Valieris Renan, Drummond Rodrigo D, Defelicibus Alexandre, Dias-Neto Emmanuel, Rosales Rafael A, Tojal da Silva Israel
Laboratory of Computational Biology and Bioinformatics, CIPE/A.C. Camargo Cancer Center, São Paulo 01508-010, Brazil.
Laboratory of Medical Genomics, CIPE/A.C. Camargo Cancer Center, São Paulo 01508-010, Brazil.
Bioinformatics. 2022 Mar 28;38(7):1809-1815. doi: 10.1093/bioinformatics/btac047.
Despite of the fast development of highly effective vaccines to control the current COVID-19 pandemics, the unequal distribution and availability of these vaccines worldwide and the number of people infected in the world lead to the continuous emergence of Severe Acute Respiratory Syndrome coronavirus 2 (SARS-CoV-2) variants of concern. Therefore, it is likely that real-time genomic surveillance will be continuously needed as an unceasing monitoring tool, necessary to follow the spread of the disease and the evolution of the virus. In this context, new genomic variants of SARS-CoV-2, including variants refractory to current vaccines, makes genomic surveillance programs tools of utmost importance. Nevertheless, the lack of appropriate analytical tools to quickly and effectively access the viral composition in meta-transcriptomic sequencing data, including environmental surveillance, represent possible challenges that may impact the fast adoption of this approach to mitigate the spread and transmission of viruses.
We propose a statistical model for the estimation of the relative frequencies of SARS-CoV-2 variants in pooled samples. This model is built by considering a previously defined selection of genomic polymorphisms that characterize SARS-CoV-2 variants. The methods described here support both raw sequencing reads for polymorphisms-based markers calling and predefined markers in the variant call format. Results obtained using simulated data show that our method is quite effective in recovering the correct variant proportions.

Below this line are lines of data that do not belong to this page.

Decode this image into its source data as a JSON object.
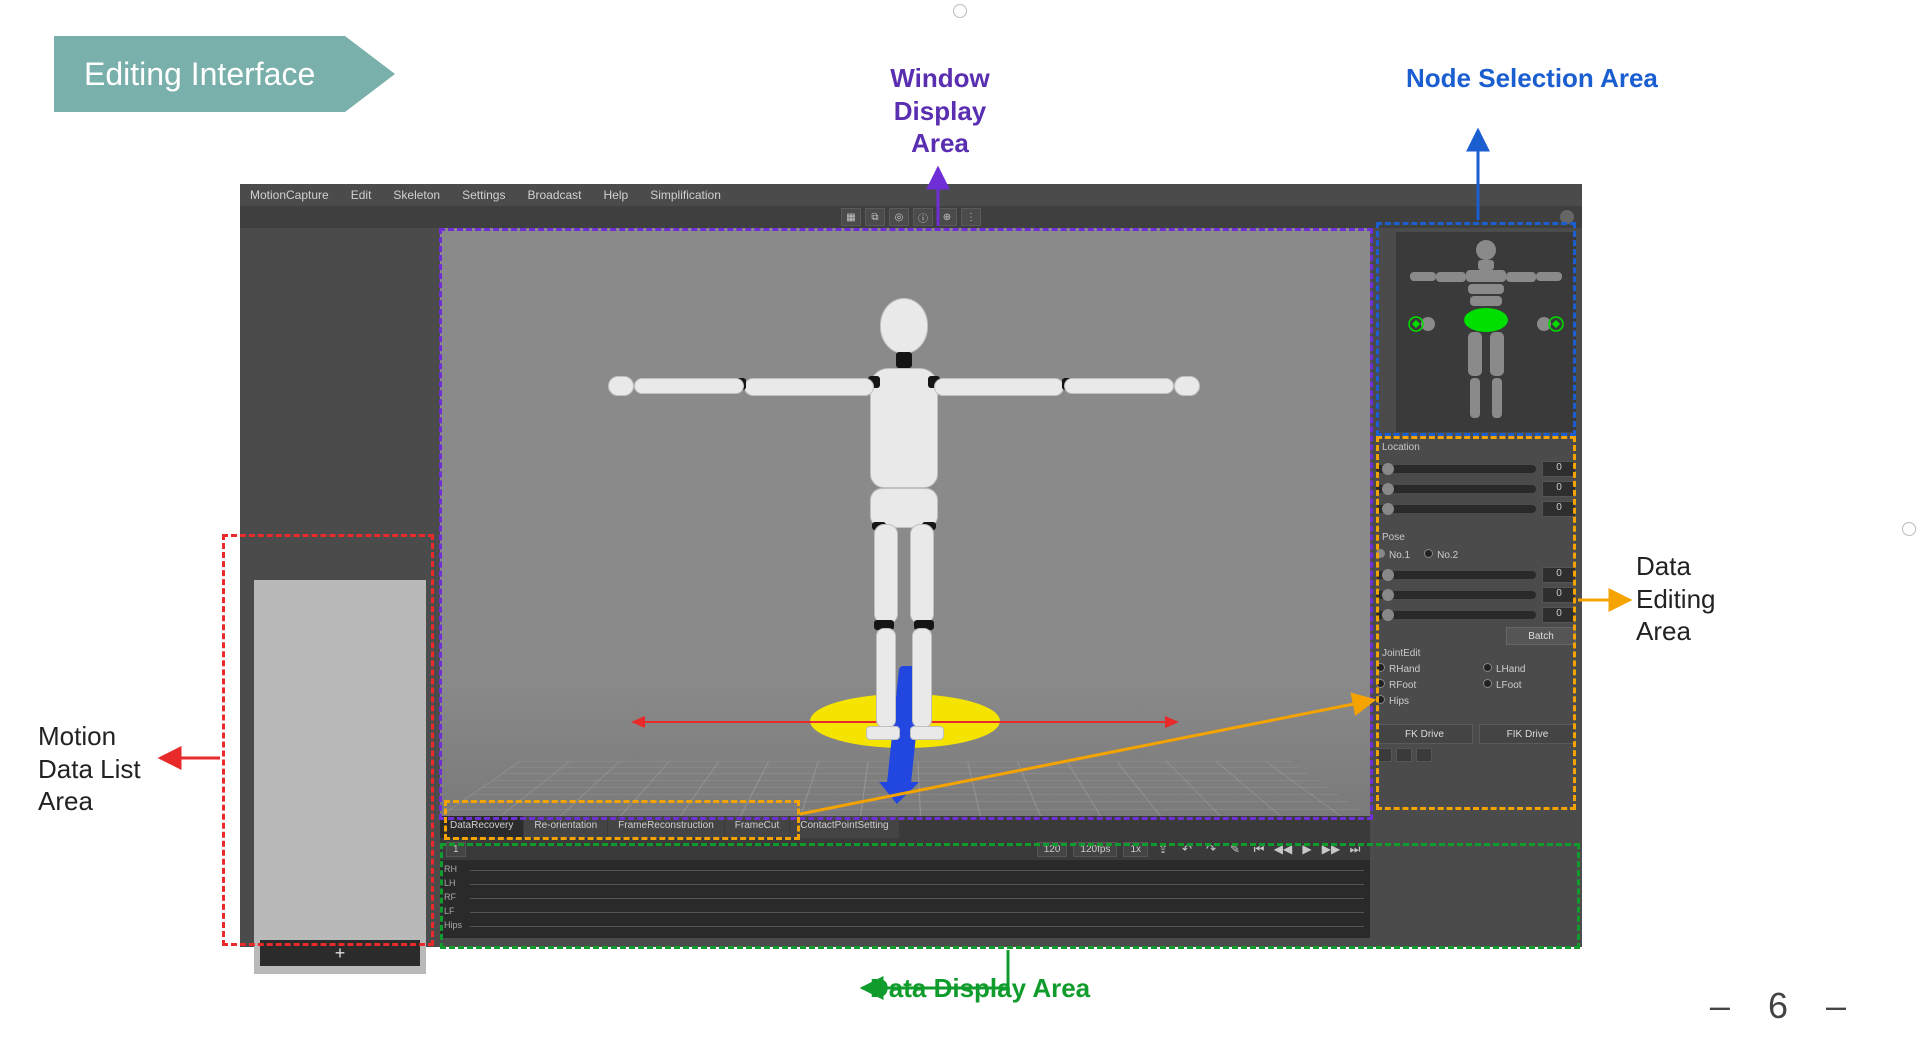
{
  "slide": {
    "title": "Editing Interface",
    "page_number": "6"
  },
  "callouts": {
    "window_display": "Window\nDisplay\nArea",
    "node_selection": "Node Selection Area",
    "data_editing": "Data\nEditing\nArea",
    "motion_list": "Motion\nData List\nArea",
    "data_display": "Data Display Area"
  },
  "menu": {
    "items": [
      "MotionCapture",
      "Edit",
      "Skeleton",
      "Settings",
      "Broadcast",
      "Help",
      "Simplification"
    ]
  },
  "top_toolbar": {
    "icons": [
      "grid-icon",
      "layers-icon",
      "target-icon",
      "info-icon",
      "globe-icon",
      "options-icon"
    ]
  },
  "tool_tabs": {
    "items": [
      "DataRecovery",
      "Re-orientation",
      "FrameReconstruction",
      "FrameCut",
      "ContactPointSetting"
    ]
  },
  "timeline": {
    "tracks": [
      "RH",
      "LH",
      "RF",
      "LF",
      "Hips"
    ],
    "frame_start": "1",
    "frame_end": "120",
    "fps": "120fps",
    "speed": "1x",
    "controls": [
      "export-icon",
      "undo-icon",
      "redo-icon",
      "tool-icon",
      "skip-back-icon",
      "step-back-icon",
      "play-icon",
      "step-fwd-icon",
      "skip-fwd-icon"
    ]
  },
  "left_panel": {
    "add_label": "+"
  },
  "right": {
    "location_header": "Location",
    "location_values": [
      "0",
      "0",
      "0"
    ],
    "pose_header": "Pose",
    "pose_options": [
      "No.1",
      "No.2"
    ],
    "pose_sliders": [
      "0",
      "0",
      "0"
    ],
    "batch_button": "Batch",
    "joint_edit_header": "JointEdit",
    "joint_options": [
      "RHand",
      "LHand",
      "RFoot",
      "LFoot",
      "Hips"
    ],
    "drive_buttons": [
      "FK Drive",
      "FIK Drive"
    ]
  },
  "colors": {
    "purple": "#6f2ed6",
    "blue": "#1a5ed0",
    "orange": "#f5a300",
    "red": "#e82a2a",
    "green": "#109c2c"
  }
}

Further, results obtained by considering longitudinal data from wastewater samples of two locations in Switzerland agree well with those describing the epidemiological evolution of COVID-19 variants in clinical samples of these locations. Our results show that the described method can be a valuable tool for tracking the proportions of SARS-CoV-2 variants in complex mixtures such as waste water and environmental samples.

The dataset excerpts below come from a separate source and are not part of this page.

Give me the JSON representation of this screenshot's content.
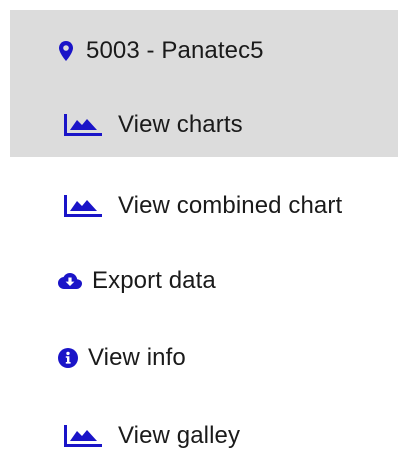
{
  "menu": {
    "items": [
      {
        "label": "5003 - Panatec5",
        "icon": "map-marker-icon"
      },
      {
        "label": "View charts",
        "icon": "area-chart-icon"
      },
      {
        "label": "View combined chart",
        "icon": "area-chart-icon"
      },
      {
        "label": "Export data",
        "icon": "cloud-download-icon"
      },
      {
        "label": "View info",
        "icon": "info-circle-icon"
      },
      {
        "label": "View galley",
        "icon": "area-chart-icon"
      }
    ]
  },
  "colors": {
    "icon": "#1a14c8",
    "text": "#1a1a1a",
    "highlight": "#dcdcdc",
    "background": "#ffffff"
  }
}
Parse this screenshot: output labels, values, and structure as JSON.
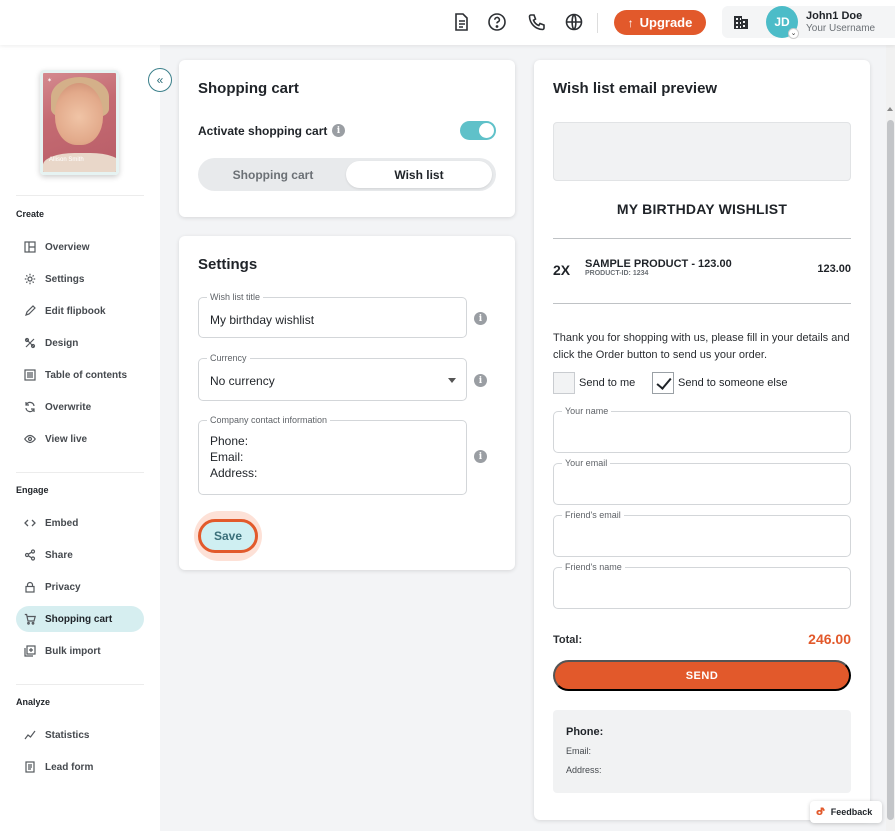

http://github.com/rvalieris/LCS.
Supplementary data are available at Bioinformatics online.
尽管用于控制当前新冠疫情的高效疫苗发展迅速,但这些疫苗在全球范围内的分配不均和可及性问题,以及全球感染人数众多,导致严重急性呼吸综合征冠状病毒2(SARS-CoV-2)关注变体不断出现。因此,实时基因组监测很可能将持续作为一种不间断的监测工具,对于追踪疾病传播和病毒进化是必不可少的。在此背景下,SARS-CoV-2的新基因组变体,包括对当前疫苗耐药的变体,使得基因组监测计划成为极其重要的工具。然而,缺乏适当的分析工具来快速有效地获取元转录组测序数据中的病毒组成,包括环境监测,这可能是影响快速采用这种方法来减轻病毒传播和传播的潜在挑战。

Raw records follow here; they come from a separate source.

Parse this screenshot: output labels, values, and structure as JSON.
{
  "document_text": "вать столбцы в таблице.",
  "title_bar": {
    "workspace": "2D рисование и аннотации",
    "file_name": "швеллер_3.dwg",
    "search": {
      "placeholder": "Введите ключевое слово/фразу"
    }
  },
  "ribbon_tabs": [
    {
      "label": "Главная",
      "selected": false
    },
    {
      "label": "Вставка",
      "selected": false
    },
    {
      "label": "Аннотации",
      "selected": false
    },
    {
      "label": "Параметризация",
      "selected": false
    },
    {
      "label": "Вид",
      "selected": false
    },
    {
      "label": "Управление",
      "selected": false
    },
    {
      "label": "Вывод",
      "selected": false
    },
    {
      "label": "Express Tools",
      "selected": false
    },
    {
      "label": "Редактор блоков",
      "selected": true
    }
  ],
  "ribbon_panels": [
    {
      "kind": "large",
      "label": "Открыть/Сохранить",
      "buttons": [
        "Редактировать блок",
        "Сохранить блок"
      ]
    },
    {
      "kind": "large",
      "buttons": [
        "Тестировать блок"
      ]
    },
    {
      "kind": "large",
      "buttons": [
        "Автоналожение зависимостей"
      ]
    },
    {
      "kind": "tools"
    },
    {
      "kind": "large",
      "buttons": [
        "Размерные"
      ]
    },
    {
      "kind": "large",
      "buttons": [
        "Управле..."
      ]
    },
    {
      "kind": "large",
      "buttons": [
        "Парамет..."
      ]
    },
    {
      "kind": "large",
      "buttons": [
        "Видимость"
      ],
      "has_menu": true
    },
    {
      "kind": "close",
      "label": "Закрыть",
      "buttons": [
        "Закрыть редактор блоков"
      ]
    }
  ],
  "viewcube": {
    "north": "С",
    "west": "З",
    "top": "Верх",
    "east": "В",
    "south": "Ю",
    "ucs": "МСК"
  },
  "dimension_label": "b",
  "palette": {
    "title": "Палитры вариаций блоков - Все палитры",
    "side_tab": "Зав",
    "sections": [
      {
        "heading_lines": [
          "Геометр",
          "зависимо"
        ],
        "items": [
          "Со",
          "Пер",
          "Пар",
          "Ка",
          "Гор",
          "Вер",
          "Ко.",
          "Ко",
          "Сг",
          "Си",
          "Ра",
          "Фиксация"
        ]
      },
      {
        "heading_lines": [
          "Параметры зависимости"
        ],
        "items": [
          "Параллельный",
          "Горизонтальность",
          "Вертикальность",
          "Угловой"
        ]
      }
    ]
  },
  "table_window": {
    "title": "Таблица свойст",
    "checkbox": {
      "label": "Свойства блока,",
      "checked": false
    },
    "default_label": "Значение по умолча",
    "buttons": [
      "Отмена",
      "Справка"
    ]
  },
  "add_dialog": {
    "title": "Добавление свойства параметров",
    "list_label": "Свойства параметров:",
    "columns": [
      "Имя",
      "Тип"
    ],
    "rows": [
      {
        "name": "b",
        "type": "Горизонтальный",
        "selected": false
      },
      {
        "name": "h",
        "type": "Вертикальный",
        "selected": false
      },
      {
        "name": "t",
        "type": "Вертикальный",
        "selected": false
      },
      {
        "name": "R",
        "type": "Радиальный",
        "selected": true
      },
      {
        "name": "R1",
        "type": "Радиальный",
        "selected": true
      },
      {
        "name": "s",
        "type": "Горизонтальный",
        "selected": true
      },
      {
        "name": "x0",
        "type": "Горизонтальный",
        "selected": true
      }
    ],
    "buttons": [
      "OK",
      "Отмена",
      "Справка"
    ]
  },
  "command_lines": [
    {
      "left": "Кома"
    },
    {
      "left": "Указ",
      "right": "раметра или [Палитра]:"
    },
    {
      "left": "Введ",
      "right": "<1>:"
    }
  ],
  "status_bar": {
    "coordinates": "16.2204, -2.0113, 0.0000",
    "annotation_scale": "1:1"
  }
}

我们提出了一种用于估计混合样本中SARS-CoV-2变体相对频率的统计模型。该模型是通过考虑先前定义的一组表征SARS-CoV-2变体的基因组多态性构建的。这里描述的方法支持基于多态性标记的原始测序读数调用以及变体调用格式中的预定义标记。使用模拟数据获得的结果表明,我们的方法在恢复正确的变体比例方面相当有效。此外,通过考虑瑞士两个地点废水样本的纵向数据获得的结果与描述这些地点临床样本中新冠病毒变体流行病学演变的结果非常吻合。我们的结果表明,所描述的方法可以成为追踪复杂混合物(如废水和环境样本)中SARS-CoV-2变体比例的有价值工具。
http://github.com/rvalieris/LCS。
补充数据可在《生物信息学》在线获取。